Ce n’était pas seulement pour l’exactitude qu’il avait redressé Barnavaux. C’était à Plouha qu’il revoyait une maison basse en granit, une vaste place avec une église immense et un ruisseau verdi par la couleur des pierres, qui descend jusqu’à une plage solitaire, en fer à cheval, où des assises de galets, étagées par les vagues, tombe jusqu’à la mer importueuse.
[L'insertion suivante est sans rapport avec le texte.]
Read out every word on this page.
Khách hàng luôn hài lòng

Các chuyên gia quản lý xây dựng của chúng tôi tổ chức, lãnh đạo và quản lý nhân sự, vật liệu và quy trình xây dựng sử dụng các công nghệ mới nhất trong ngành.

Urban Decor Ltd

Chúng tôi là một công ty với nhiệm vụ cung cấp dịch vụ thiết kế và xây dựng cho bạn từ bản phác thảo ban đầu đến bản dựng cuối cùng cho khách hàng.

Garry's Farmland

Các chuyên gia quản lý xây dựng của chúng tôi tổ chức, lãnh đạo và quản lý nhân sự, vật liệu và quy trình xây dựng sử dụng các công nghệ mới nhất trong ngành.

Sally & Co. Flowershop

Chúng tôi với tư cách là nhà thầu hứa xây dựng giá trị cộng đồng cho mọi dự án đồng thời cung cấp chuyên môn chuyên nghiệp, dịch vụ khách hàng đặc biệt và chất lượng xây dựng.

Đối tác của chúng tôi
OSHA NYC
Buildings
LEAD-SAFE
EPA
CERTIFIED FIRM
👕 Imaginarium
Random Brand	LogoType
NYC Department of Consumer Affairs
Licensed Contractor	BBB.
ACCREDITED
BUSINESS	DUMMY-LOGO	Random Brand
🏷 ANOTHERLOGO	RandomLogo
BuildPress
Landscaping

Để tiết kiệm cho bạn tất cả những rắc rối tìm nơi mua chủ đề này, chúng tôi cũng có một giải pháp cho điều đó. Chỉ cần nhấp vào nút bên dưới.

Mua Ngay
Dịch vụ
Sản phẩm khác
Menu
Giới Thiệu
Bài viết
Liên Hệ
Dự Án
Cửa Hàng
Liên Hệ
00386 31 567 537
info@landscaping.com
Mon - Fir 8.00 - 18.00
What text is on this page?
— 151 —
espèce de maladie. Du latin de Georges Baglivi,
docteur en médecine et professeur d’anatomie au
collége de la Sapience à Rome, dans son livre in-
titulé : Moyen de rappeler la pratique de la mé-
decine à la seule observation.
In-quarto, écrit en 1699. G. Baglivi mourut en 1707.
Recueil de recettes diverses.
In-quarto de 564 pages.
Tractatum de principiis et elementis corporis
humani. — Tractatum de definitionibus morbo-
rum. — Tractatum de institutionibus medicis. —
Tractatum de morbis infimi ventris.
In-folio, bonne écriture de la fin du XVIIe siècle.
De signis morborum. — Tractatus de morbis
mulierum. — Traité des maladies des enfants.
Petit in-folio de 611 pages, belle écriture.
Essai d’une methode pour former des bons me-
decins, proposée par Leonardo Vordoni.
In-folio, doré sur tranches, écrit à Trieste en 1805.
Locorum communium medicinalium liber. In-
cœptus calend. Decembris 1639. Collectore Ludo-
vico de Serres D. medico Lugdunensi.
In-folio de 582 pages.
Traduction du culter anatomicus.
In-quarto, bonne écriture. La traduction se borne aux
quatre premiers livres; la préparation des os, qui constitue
— On lui en enverra du pèze, à la ménagère, continua Plévech. Elle ne manquera de rien, ni les gosses. Mais j’ veux manquer de rien non plus. Moi, j’ veux ma vie. Alors, après ? que j’ répète. Qui c’est ici qui m’ blâme ?
Les autres déserteurs ricanèrent.
— Qui c’est qui nous blâme ? dirent-ils à leur tour.
Pouldu murmura entre ses dents :
— Il f’ra bien d’envoyer sa paye, oui ! La famille a augmenté, là-bas !
— Quoi c’est qu’ tu dis, Pouldu, demanda Plévech en se redressant. J’aime pas qu’on parle sur moi des choses que j’ comprends pas, tu entends !
— Ben, dit Pouldu ironique, on t’attend pas, va, tu peux rester. Elle en a fait un autre, d’éfant, ta femme, avec un qu’on ne connaît pas. Je l’ sais ben, moi, j’ suis d’ Plouha comme toi, et j’ viens d’y tirer mon congé. Y en a un autre, d’éfant, chez toi !
— N… de D… d’ salaud ! cria Plévech.
Et Maô poussa un grand cri. Plévech venait d’envoyer à la tête de Pouldu la bouteille vide, qui resta fichée par le goulot dans la paille de la case, comme un obus dans une muraille. Les sept autres déserteurs s’étaient levés comme un seul homme. On allait donc taper, à la fin ! Mais Plévech déjà ne songeait plus à se battre, il ne voulait que savoir. Tous les hommes sont comme ça, ils veulent savoir ! Barnavaux lui avait pris les deux bras, presque tendrement, et lui serrait les genoux entre les cuisses. Plévech retomba sur la natte.